C'est pourtant Emmanuel Macron lui-même qui avait promis une interdiction du glyphosate dans les trois ans, après de longues négociations sur le sujet avec la commission européenne. Cette interdiction avait été l'origine d'un bras-de-fer entre les anciens ministres de la Transition écologique et de l'Agriculture, Nicolas Hulot et Stéphane Travert. Le premier avait poussé l'exécutif à traduire dans la loi cette interdiction, convaincu que c'était l'unique moyen pour permettre l'interdiction effective de l'herbicide. Un scénario qui, pour la FNSEA, principe organisation agricole, était beaucoup trop brutal pour la profession. 

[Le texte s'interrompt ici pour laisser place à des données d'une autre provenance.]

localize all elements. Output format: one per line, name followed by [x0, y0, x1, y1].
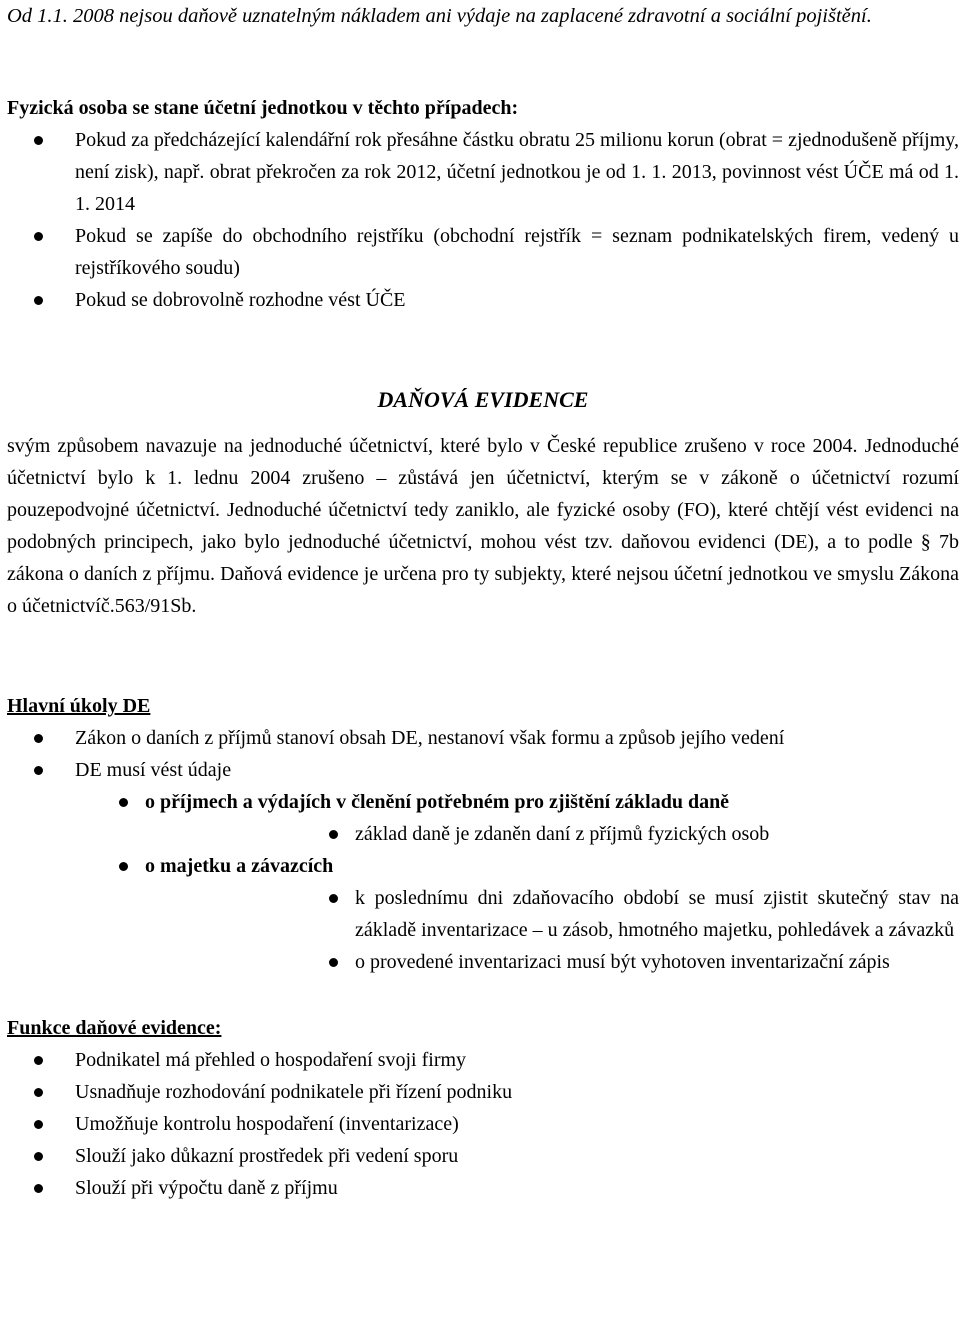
list-item: k poslednímu dni zdaňovacího období se musí zjistit skutečný stav na základě inventarizace – u zásob, hmotného majetku, pohledávek a závazků: [7, 882, 959, 946]
list-item: Podnikatel má přehled o hospodaření svoji firmy: [7, 1044, 959, 1076]
list-item: DE musí vést údaje: [7, 754, 959, 786]
list-item: Pokud za předcházející kalendářní rok přesáhne částku obratu 25 milionu korun (obrat = zjednodušeně příjmy, není zisk), např. obrat překročen za rok 2012, účetní jednotkou je od 1. 1. 2013, povinnost vést ÚČE má od 1. 1. 2014: [7, 124, 959, 220]
list-item: Slouží při výpočtu daně z příjmu: [7, 1172, 959, 1204]
list-item: o provedené inventarizaci musí být vyhotoven inventarizační zápis: [7, 946, 959, 978]
section-heading-main-tasks: Hlavní úkoly DE: [7, 695, 151, 717]
main-tasks-detail-list: [7, 818, 959, 850]
functions-list: [7, 1044, 959, 1204]
list-item: Pokud se zapíše do obchodního rejstříku (obchodní rejstřík = seznam podnikatelských firem, vedený u rejstříkového soudu): [7, 220, 959, 284]
document-page: [7, 0, 959, 1204]
section-heading-accounting-unit: Fyzická osoba se stane účetní jednotkou v těchto případech:: [7, 97, 519, 119]
tax-records-paragraph: svým způsobem navazuje na jednoduché účetnictví, které bylo v České republice zrušeno v roce 2004. Jednoduché účetnictví bylo k 1. lednu 2004 zrušeno – zůstává jen účetnictví, kterým se v zákoně o účetnictví rozumí pouzepodvojné účetnictví. Jednoduché účetnictví tedy zaniklo, ale fyzické osoby (FO), které chtějí vést evidenci na podobných principech, jako bylo jednoduché účetnictví, mohou vést tzv. daňovou evidenci (DE), a to podle § 7b zákona o daních z příjmu. Daňová evidence je určena pro ty subjekty, které nejsou účetní jednotkou ve smyslu Zákona o účetnictvíč.563/91Sb.: [7, 435, 959, 617]
list-item: o příjmech a výdajích v členění potřebném pro zjištění základu daně: [7, 786, 959, 818]
list-item: základ daně je zdaněn daní z příjmů fyzických osob: [7, 818, 959, 850]
section-heading-functions: Funkce daňové evidence:: [7, 1017, 222, 1039]
main-tasks-list: [7, 722, 959, 786]
list-item: Slouží jako důkazní prostředek při vedení sporu: [7, 1140, 959, 1172]
section-title-tax-records: DAŇOVÁ EVIDENCE: [377, 387, 589, 412]
list-item: Zákon o daních z příjmů stanoví obsah DE, nestanoví však formu a způsob jejího vedení: [7, 722, 959, 754]
list-item: o majetku a závazcích: [7, 850, 959, 882]
main-tasks-sublist: [7, 786, 959, 818]
list-item: Pokud se dobrovolně rozhodne vést ÚČE: [7, 284, 959, 316]
list-item: Umožňuje kontrolu hospodaření (inventarizace): [7, 1108, 959, 1140]
intro-note: Od 1.1. 2008 nejsou daňově uznatelným nákladem ani výdaje na zaplacené zdravotní a sociální pojištění.: [7, 5, 872, 27]
list-item: Usnadňuje rozhodování podnikatele při řízení podniku: [7, 1076, 959, 1108]
main-tasks-detail-list: [7, 882, 959, 978]
main-tasks-sublist: [7, 850, 959, 882]
accounting-unit-list: [7, 124, 959, 316]
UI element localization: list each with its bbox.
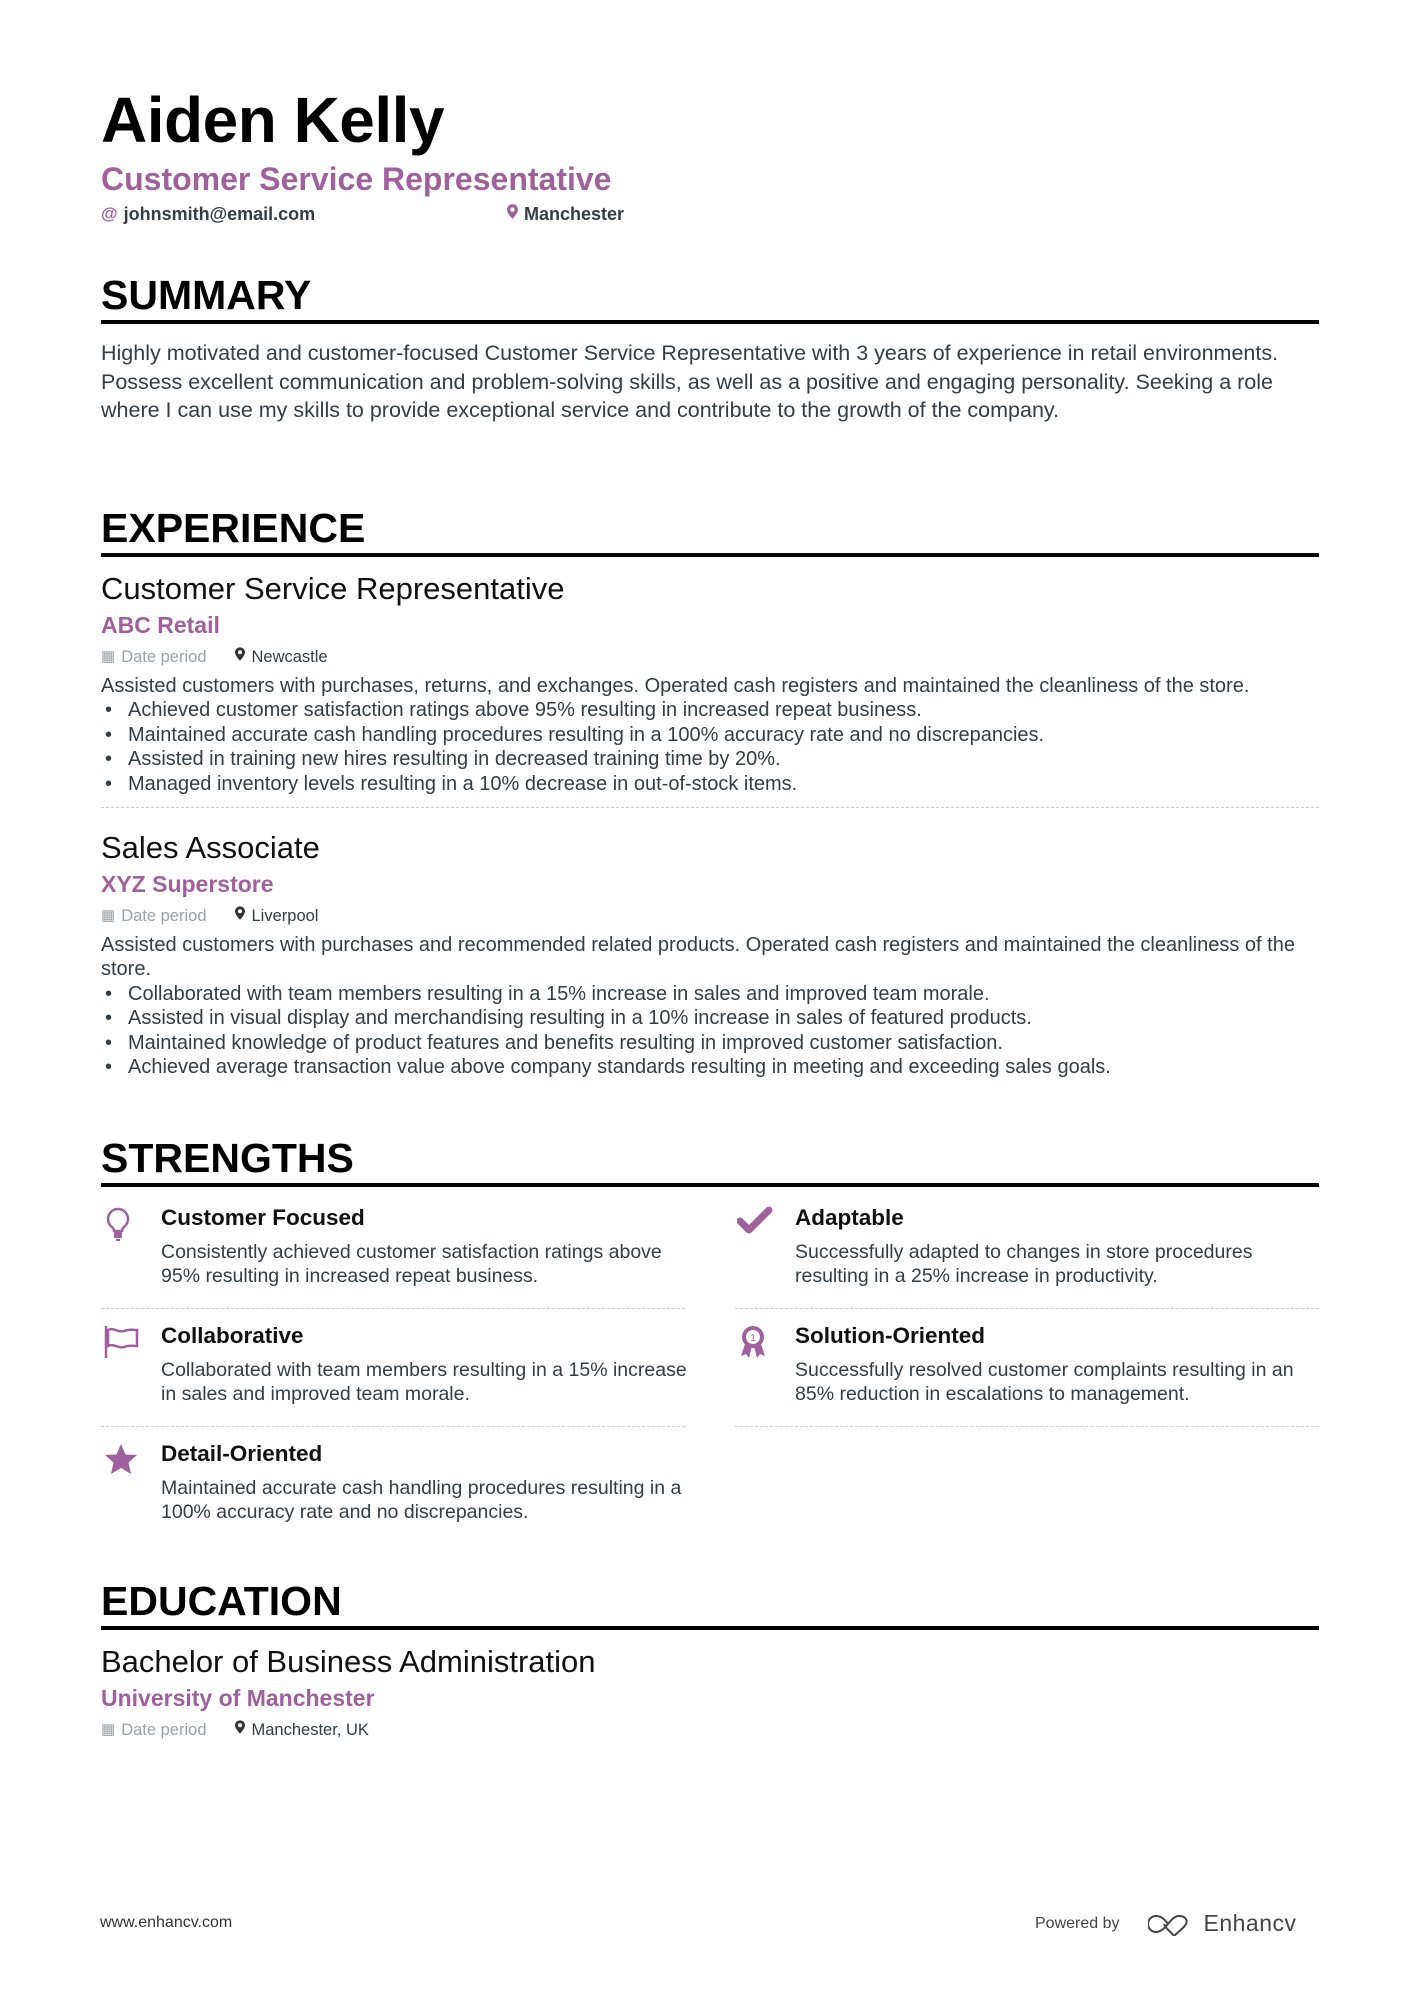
location-pin-icon xyxy=(235,905,245,927)
experience-heading: EXPERIENCE xyxy=(101,505,1319,557)
brand-name: Enhancv xyxy=(1203,1910,1297,1936)
job-bullets xyxy=(101,698,1319,796)
candidate-name: Aiden Kelly xyxy=(101,84,445,156)
strength-item xyxy=(101,1322,685,1440)
calendar-icon: ▦ xyxy=(101,648,116,665)
strength-item xyxy=(101,1204,685,1322)
job-description: Assisted customers with purchases and recommended related products. Operated cash registers and maintained the cleanliness of the store. xyxy=(101,934,1295,981)
contact-email xyxy=(101,203,315,225)
bullet-item: • Assisted in visual display and merchandising resulting in a 10% increase in sales of featured products. xyxy=(101,1006,1319,1030)
checkmark-icon xyxy=(737,1206,773,1242)
summary-heading: SUMMARY xyxy=(101,272,1319,324)
divider xyxy=(101,1426,685,1427)
strength-title: Detail-Oriented xyxy=(161,1441,323,1466)
education-meta xyxy=(101,1719,1319,1741)
strength-title: Customer Focused xyxy=(161,1205,365,1230)
strength-title: Collaborative xyxy=(161,1323,304,1348)
strength-text: Successfully resolved customer complaints resulting in an 85% reduction in escalations to management. xyxy=(795,1359,1294,1406)
strengths-heading: STRENGTHS xyxy=(101,1135,1319,1187)
degree: Bachelor of Business Administration xyxy=(101,1644,596,1679)
summary-text: Highly motivated and customer-focused Customer Service Representative with 3 years of experience in retail environments. Possess excellent communication and problem-solving skills, as well as a positive and engaging personality. Seeking a role where I can use my skills to provide exceptional service and contribute to the growth of the company. xyxy=(101,341,1279,423)
bullet-item: • Achieved average transaction value above company standards resulting in meeting and exceeding sales goals. xyxy=(101,1055,1319,1079)
lightbulb-icon xyxy=(103,1206,139,1242)
contact-location xyxy=(507,203,624,225)
strength-text: Maintained accurate cash handling procedures resulting in a 100% accuracy rate and no discrepancies. xyxy=(161,1477,682,1524)
location-pin-icon xyxy=(507,203,518,225)
flag-icon xyxy=(103,1324,139,1360)
divider xyxy=(735,1426,1319,1427)
divider xyxy=(101,807,1319,808)
education-entry xyxy=(101,1643,1319,1741)
email-text: johnsmith@email.com xyxy=(123,204,316,224)
job-bullets xyxy=(101,982,1319,1080)
job-meta xyxy=(101,905,1319,927)
strength-item xyxy=(735,1204,1319,1322)
calendar-icon: ▦ xyxy=(101,1721,116,1738)
job-entry xyxy=(101,570,1319,808)
strength-text: Consistently achieved customer satisfaction ratings above 95% resulting in increased repeat business. xyxy=(161,1241,662,1288)
job-location: Liverpool xyxy=(251,907,319,925)
strength-text: Collaborated with team members resulting in a 15% increase in sales and improved team morale. xyxy=(161,1359,687,1406)
star-icon xyxy=(103,1442,139,1478)
divider xyxy=(101,1308,685,1309)
bullet-item: • Maintained knowledge of product features and benefits resulting in improved customer satisfaction. xyxy=(101,1031,1319,1055)
job-date: Date period xyxy=(121,648,207,666)
strength-title: Solution-Oriented xyxy=(795,1323,985,1348)
job-title: Customer Service Representative xyxy=(101,571,565,606)
enhancv-logo-icon xyxy=(1148,1912,1194,1936)
education-date: Date period xyxy=(121,1721,207,1739)
job-description: Assisted customers with purchases, returns, and exchanges. Operated cash registers and maintained the cleanliness of the store. xyxy=(101,675,1250,697)
school-name: University of Manchester xyxy=(101,1685,375,1711)
job-date: Date period xyxy=(121,907,207,925)
calendar-icon: ▦ xyxy=(101,907,116,924)
job-location: Newcastle xyxy=(251,648,328,666)
bullet-item: • Collaborated with team members resulting in a 15% increase in sales and improved team morale. xyxy=(101,982,1319,1006)
company-name: ABC Retail xyxy=(101,612,220,638)
job-meta xyxy=(101,646,1319,668)
award-ribbon-icon xyxy=(737,1324,773,1360)
footer-branding xyxy=(1035,1910,1297,1937)
job-entry xyxy=(101,829,1319,1079)
strength-item xyxy=(735,1322,1319,1440)
bullet-item: • Managed inventory levels resulting in a 10% decrease in out-of-stock items. xyxy=(101,772,1319,796)
bullet-item: • Maintained accurate cash handling procedures resulting in a 100% accuracy rate and no discrepancies. xyxy=(101,723,1319,747)
location-pin-icon xyxy=(235,646,245,668)
location-pin-icon xyxy=(235,1719,245,1741)
education-location: Manchester, UK xyxy=(251,1721,369,1739)
footer-website[interactable]: www.enhancv.com xyxy=(100,1914,233,1931)
strength-item xyxy=(101,1440,685,1558)
strength-title: Adaptable xyxy=(795,1205,904,1230)
powered-by-text: Powered by xyxy=(1035,1914,1120,1932)
at-icon: @ xyxy=(101,204,118,223)
job-title: Sales Associate xyxy=(101,830,320,865)
education-heading: EDUCATION xyxy=(101,1578,1319,1630)
divider xyxy=(735,1308,1319,1309)
bullet-item: • Assisted in training new hires resulting in decreased training time by 20%. xyxy=(101,747,1319,771)
location-text: Manchester xyxy=(524,204,625,224)
svg-text:1: 1 xyxy=(750,1333,756,1344)
candidate-title: Customer Service Representative xyxy=(101,161,612,197)
company-name: XYZ Superstore xyxy=(101,871,274,897)
strength-text: Successfully adapted to changes in store procedures resulting in a 25% increase in productivity. xyxy=(795,1241,1253,1288)
bullet-item: • Achieved customer satisfaction ratings above 95% resulting in increased repeat business. xyxy=(101,698,1319,722)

En mai 2018, la majorité avait repoussé des amendements tendant à inscrire cette interdiction dans la loi Agriculture et alimentation. Face à la bronca, le porte-parole du gouvernement Benjamin Griveaux avait assuré que l'engagement pris par Emmanuel Macron de sortir du glyphosate dans les trois ans était "clair" et qu'il serait respecté, quand bien même il ne figurait pas dans la loi. Il s'agissait pour le gouvernement de se donner du temps pour faire émerger des alternatives à l'herbicide controversé. 

Avec ce nouveau revirement, il faut croire que Nicolas Hulot avait vu juste. L'ancien ministre de la Transition écologique avait prévenu, le 18 mai dernier : "Si l'on ne se fixe pas ces points d'étapes, je sais très bien qu'il ne se passera rien".